The new carbon dioxide specifications for cars are part of the “Fit for 55” climate package that the EU Commission intends to present in Brussels this Wednesday. With the package, it puts forward more than a dozen proposals on how the EU can reduce its emissions by 55 percent by 2030 compared to 1990 levels. This also includes a new emissions trading scheme for traffic and buildings, stricter savings targets for industry and energy producers, the creation of a climate social fund and specifications for how the infrastructure for alternative fuels is to be expanded. Last but not least, the Commission wants to use the latter to make it easier for the automotive industry to switch to carbon dioxide-free vehicles. The Commission intends to prescribethat by 2030 the states have to create a charging station for electric cars every 60 kilometers along the most important traffic axes - in Germany that would be motorways and many federal highways. To this end, money from the new climate social fund is to be redistributed within the EU.
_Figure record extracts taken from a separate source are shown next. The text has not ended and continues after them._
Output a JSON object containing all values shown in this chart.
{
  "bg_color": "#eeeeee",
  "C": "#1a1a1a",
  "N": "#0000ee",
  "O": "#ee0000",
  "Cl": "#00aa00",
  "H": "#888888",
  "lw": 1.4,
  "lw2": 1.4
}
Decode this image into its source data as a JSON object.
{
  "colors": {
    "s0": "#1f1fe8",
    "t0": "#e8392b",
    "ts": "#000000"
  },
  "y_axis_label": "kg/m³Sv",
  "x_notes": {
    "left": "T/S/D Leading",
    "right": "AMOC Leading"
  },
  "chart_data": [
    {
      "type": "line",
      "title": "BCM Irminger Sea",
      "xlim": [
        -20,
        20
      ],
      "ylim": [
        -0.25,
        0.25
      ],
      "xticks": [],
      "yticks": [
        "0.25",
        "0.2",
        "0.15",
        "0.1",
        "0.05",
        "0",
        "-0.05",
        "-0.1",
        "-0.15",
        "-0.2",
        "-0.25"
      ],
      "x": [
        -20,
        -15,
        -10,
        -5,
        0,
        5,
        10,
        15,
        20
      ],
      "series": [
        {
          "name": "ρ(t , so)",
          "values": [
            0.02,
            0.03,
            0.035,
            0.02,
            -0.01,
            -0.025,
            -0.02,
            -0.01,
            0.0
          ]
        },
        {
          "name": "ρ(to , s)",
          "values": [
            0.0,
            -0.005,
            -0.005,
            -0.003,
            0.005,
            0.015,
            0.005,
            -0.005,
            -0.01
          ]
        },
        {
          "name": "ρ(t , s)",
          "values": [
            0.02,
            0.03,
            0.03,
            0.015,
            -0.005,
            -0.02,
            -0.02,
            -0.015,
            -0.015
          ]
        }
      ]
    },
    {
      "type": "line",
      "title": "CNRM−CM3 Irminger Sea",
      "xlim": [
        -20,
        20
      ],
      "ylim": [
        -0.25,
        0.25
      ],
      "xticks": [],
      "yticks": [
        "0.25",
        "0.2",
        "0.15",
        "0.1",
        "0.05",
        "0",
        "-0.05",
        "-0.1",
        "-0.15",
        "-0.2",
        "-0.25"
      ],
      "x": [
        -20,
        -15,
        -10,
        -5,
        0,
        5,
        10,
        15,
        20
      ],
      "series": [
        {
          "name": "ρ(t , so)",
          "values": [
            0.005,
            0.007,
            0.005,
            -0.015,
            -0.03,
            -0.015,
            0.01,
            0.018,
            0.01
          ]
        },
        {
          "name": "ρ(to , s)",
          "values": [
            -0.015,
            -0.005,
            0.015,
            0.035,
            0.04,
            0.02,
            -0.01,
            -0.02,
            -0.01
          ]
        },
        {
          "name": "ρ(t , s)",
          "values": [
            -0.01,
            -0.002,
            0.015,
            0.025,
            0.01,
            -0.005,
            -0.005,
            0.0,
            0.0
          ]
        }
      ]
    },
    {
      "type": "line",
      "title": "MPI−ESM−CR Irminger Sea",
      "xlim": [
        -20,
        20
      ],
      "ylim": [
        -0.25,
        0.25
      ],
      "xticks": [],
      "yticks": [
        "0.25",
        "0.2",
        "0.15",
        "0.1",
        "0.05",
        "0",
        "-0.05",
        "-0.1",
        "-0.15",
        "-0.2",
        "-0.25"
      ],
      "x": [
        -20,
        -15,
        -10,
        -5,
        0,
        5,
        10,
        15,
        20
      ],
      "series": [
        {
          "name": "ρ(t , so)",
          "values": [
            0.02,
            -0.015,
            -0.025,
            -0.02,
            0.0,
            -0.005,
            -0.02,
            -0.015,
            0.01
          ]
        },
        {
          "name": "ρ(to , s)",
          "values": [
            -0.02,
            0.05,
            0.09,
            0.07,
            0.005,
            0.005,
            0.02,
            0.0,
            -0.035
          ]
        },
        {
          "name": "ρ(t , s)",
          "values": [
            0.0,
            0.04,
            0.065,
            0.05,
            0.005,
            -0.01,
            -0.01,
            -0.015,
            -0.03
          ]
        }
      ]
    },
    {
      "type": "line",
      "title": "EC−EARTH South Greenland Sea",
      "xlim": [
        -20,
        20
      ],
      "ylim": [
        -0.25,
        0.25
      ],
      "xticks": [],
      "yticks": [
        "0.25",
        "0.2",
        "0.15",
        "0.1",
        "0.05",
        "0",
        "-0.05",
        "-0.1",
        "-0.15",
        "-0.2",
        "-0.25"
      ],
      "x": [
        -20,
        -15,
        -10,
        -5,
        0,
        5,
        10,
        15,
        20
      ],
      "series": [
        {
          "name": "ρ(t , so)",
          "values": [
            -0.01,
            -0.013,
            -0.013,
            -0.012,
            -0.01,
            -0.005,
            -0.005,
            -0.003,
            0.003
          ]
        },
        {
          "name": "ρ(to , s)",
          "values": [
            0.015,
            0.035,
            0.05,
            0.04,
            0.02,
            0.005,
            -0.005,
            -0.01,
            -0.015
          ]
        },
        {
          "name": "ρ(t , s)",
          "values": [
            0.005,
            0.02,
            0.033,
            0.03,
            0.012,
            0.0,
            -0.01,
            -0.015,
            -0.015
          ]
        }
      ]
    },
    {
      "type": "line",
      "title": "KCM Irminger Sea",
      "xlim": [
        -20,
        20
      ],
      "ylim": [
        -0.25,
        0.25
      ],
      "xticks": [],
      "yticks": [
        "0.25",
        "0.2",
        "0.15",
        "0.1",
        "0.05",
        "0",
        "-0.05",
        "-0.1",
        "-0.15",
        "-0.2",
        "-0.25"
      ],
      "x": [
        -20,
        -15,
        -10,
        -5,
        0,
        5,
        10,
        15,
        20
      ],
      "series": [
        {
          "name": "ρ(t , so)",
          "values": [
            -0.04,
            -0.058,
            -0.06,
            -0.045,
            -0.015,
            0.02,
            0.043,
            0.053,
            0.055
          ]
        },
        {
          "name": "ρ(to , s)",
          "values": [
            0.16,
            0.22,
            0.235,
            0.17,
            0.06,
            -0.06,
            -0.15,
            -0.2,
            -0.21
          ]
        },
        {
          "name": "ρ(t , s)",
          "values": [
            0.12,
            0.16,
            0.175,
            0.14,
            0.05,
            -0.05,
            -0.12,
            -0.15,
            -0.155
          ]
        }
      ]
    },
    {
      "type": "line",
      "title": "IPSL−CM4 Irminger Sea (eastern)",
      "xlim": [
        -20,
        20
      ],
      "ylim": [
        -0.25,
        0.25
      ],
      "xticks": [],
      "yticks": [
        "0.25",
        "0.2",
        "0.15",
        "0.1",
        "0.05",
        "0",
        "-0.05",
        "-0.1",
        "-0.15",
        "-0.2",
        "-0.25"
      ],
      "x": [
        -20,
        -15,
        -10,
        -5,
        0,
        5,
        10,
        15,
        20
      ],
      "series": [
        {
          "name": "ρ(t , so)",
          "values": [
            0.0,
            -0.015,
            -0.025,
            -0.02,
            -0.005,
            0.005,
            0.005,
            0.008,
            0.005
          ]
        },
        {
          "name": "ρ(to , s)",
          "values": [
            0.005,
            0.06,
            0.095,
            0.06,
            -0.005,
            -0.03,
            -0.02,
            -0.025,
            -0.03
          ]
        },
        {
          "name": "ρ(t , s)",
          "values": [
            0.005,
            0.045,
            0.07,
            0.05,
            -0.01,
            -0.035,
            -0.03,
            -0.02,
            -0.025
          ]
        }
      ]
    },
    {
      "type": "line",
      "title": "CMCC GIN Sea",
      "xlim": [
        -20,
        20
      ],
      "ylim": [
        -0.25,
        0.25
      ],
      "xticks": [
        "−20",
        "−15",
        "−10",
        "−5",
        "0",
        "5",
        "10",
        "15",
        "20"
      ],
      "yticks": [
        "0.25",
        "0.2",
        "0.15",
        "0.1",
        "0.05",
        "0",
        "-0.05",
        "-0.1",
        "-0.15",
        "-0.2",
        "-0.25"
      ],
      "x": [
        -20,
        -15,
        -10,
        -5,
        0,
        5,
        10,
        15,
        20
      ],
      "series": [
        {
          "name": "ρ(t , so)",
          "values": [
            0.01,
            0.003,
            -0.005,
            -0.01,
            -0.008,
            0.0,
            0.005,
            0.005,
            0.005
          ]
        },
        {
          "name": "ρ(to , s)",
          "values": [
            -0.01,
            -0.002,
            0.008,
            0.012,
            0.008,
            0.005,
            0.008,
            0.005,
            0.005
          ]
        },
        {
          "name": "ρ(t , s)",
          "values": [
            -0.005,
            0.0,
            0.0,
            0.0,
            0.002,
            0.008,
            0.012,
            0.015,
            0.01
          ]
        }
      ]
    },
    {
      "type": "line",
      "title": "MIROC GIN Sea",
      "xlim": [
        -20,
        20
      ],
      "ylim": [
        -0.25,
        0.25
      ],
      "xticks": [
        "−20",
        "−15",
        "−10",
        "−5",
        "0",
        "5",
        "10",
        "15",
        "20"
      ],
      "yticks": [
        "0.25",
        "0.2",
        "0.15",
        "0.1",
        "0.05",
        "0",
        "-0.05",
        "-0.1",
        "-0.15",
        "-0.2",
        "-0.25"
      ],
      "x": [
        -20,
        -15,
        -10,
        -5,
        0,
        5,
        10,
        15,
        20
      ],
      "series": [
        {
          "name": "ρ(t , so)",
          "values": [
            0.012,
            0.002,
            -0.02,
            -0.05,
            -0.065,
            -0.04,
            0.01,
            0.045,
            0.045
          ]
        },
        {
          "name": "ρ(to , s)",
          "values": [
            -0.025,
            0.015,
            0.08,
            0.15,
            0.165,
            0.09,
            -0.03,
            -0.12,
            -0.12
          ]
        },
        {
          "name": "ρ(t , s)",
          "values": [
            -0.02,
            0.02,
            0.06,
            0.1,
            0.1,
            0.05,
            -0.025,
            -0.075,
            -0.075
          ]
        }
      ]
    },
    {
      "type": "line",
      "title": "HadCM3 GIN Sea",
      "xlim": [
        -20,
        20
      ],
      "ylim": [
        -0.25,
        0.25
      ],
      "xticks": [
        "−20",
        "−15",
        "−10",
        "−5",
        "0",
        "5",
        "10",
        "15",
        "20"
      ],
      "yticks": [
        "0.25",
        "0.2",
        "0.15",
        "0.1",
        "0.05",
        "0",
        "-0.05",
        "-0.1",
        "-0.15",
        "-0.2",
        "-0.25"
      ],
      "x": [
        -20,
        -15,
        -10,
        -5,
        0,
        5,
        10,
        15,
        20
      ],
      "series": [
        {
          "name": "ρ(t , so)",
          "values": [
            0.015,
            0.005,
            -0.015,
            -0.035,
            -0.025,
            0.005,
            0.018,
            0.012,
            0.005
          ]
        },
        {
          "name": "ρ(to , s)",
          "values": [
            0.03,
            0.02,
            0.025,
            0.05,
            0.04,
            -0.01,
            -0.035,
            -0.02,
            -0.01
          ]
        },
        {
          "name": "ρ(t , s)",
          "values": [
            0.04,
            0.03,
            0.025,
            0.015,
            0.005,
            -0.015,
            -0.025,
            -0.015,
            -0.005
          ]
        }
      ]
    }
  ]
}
Timmermans is evidently counting on the fact that sufficient promises to cushion the consequences of the changeover can also convince the critics in the commission. The decision about when the emissions of new cars must drop to zero is ultimately made by the European Parliament and the Council of Ministers, the body of the EU member states. Only if they accept the Commission proposal can it come into force. You can change it in the legislative process and in this way also give the manufacturers more time for the change.